Figure 1: As soon as a role admin has confirmed temporary permissions, the work for Exchange Administrator Sarah can start.

Authorizing Admins

To become better acquainted with the concept, you should explore the functions in the AAD portal. The transfer of permanent authorizations to "authorized" roles has to be configured on a per-user basis so that the entire PIM function can be tried out first and later used across the board.

In the AAD portal, use All services to navigate to Privileged Identity Management . In the first step, you will be asked for permission to activate PIM. If the currently used admin account is not protected by Azure multifactor authentication (MFA), the corresponding configuration is now completed. You define the verification variant yourself for SMS, callback, or the Authenticator app. Then click on Consent in the AAD PIM part of the portal. The Admin account is automatically added to the AAD PIM administrators (Privileged Role Administrator), who can set the configuration of all privileges and JIT requirements.

By clicking on Azure AD Privileged Roles and Sign Up , you unlock the AAD part of PIM, which comes up with an overview of the administrative AAD users and a login overview. To see all your privileged roles in AAD, click on Role . Some of them may look familiar (e.g., Global Administrator , Exchange Administrator , Device Administrators ). The Members submenu shows all roles and their respective members. In the menu above in Group , you can switch between viewing all admins and their groups, and all groups and their admins. The entire list is made available as a CSV download by pressing Export . In general, the rule still applies that the fewer admins you configure, the better.

You can finally get into action by clicking Wizard and following the three steps shown. First, all privileged roles are searched; second, all members are converted from permanent members to authorized members. Third, the results are validated. The wizard lets you change the membership of the admins in their admin groups: On logging in, they are no longer immediately members of the privileged group but have to activate access first.

When you select Convert members to eligible , the wizard displays all roles for which privileged admin users have been found. Selecting the individual users and pressing Next completes the conversion. The changes are described in detail in step 3, which you confirm with OK .

If, for example, Exchange Administrator Sarah wants to continue to use her administrative privileges, she first needs to activate them. In the AAD portal, she accesses Azure AD Privileged Identity Management | My roles to see an overview of all the roles, which she can then activate them by pressing Activate . A new blade opens above it, in which Sarah can set the required duration of the extra privileges. If she needs MFA, Sarah has to provide a reason before activation – and a reason if the PIM administrators also require this. If no approval is defined for the role, Sarah can start working with her Exchange privileges immediately. If the role needs to be approved, the selected admins will receive email notifying them that certain permissions require approval.
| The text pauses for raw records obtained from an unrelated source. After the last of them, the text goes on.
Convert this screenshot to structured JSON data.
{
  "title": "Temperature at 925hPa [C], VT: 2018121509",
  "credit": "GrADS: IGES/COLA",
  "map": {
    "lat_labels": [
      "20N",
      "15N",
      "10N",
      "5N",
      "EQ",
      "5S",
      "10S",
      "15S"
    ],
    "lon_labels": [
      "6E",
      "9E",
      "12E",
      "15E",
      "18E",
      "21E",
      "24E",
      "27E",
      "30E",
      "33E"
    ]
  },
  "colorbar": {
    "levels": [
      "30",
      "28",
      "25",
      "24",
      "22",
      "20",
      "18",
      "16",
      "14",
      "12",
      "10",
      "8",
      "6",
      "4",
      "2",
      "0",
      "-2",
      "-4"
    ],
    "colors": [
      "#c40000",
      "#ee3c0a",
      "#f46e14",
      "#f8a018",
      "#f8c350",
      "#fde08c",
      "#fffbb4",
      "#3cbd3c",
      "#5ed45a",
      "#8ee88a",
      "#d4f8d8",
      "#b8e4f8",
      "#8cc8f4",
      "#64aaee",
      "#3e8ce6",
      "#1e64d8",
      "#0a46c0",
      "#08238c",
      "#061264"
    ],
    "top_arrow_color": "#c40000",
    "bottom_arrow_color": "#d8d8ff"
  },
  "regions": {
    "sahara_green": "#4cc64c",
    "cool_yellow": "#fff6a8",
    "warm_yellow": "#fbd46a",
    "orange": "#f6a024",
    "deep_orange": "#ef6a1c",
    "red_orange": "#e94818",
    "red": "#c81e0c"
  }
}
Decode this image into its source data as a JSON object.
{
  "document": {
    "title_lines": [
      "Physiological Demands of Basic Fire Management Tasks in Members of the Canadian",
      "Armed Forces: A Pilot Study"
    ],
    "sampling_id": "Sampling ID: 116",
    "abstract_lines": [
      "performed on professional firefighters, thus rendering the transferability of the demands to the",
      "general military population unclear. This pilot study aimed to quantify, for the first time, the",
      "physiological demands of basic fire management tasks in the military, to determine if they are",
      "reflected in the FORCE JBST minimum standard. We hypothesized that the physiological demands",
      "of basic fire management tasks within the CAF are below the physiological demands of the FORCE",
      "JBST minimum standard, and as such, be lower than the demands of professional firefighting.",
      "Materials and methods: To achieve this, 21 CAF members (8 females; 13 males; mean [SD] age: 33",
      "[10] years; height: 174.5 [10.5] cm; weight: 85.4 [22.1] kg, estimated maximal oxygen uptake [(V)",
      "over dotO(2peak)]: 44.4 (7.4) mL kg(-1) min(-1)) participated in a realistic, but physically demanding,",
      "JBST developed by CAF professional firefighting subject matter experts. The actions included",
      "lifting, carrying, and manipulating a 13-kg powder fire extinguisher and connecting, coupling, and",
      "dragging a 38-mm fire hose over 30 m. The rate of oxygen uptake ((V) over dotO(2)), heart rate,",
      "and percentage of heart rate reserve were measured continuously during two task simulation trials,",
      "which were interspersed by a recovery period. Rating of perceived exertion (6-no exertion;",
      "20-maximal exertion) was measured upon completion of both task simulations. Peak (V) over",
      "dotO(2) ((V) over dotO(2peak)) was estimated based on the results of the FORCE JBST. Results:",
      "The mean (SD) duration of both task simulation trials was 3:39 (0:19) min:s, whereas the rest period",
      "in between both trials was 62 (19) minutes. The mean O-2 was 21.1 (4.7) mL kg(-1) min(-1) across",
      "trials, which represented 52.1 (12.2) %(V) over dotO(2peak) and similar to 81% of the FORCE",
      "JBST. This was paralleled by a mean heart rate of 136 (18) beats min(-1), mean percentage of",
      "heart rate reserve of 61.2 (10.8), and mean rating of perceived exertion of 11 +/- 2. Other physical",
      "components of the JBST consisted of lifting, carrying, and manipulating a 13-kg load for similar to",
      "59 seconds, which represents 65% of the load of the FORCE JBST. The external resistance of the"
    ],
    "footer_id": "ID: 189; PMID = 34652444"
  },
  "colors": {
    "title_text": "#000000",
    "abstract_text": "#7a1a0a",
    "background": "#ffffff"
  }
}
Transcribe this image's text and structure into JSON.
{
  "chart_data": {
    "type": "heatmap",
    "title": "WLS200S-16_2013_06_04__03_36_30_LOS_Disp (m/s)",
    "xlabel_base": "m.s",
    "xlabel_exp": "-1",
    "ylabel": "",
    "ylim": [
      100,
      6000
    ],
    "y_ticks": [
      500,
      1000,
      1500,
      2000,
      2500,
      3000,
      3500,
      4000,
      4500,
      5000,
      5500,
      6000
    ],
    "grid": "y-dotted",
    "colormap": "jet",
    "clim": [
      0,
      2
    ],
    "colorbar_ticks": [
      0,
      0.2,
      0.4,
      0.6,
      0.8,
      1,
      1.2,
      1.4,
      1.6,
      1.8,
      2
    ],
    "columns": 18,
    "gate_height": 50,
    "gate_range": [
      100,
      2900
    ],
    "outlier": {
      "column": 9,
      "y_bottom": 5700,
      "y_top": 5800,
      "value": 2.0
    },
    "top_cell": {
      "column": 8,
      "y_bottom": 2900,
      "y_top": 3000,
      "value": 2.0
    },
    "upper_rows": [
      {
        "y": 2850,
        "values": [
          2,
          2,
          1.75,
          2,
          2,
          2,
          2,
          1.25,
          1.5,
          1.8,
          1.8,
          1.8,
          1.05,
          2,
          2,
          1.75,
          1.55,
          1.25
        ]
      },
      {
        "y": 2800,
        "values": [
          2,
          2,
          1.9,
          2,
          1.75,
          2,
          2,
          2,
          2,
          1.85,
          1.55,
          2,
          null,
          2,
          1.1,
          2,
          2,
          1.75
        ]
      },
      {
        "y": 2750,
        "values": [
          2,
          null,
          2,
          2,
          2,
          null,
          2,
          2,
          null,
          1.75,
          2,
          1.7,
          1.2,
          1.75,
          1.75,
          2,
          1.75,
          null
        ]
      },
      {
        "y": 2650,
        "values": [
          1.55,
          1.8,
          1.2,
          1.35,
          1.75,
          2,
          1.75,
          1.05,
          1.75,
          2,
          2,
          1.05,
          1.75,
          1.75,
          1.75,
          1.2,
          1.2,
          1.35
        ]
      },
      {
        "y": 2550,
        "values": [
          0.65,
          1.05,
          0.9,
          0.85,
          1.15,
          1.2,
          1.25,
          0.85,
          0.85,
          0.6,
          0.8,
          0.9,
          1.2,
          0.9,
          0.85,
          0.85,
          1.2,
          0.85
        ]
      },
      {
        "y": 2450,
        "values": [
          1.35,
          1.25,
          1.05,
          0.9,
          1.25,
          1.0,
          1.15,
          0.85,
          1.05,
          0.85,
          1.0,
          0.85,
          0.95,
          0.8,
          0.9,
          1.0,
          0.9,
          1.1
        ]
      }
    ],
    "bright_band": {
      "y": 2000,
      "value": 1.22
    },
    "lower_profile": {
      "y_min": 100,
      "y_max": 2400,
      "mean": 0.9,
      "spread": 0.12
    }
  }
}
The confirmation can also be found in the AAD PIM section in My Approvals .

Defining Role Settings

For each AAD role found, PIM supports a set of configurations that are used to activate the role by authorized users. The settings become visible when you select a role in Privileged Identity Management | Azure AD Directory Roles | Settings (Figure 2). Under the Activations section, administrators determine the duration of the authorization before it needs to be reactivated. Additionally, email notification is provided for admins during activation, and the requirement to supply a ticket number is enforced.

Figure 2: The audit log provides information on all changes to the system as well as the requested and approved role uses by users.

Enforcing MFA for non-critical roles is optional; for highly critical roles, the AAD portal hides the option and enforces MFA automatically. The last option is interesting if rigorous risk management is required and all actions need to be documented and are subject to dual controls. The ability to activate permissions can be made subject to optional confirmation.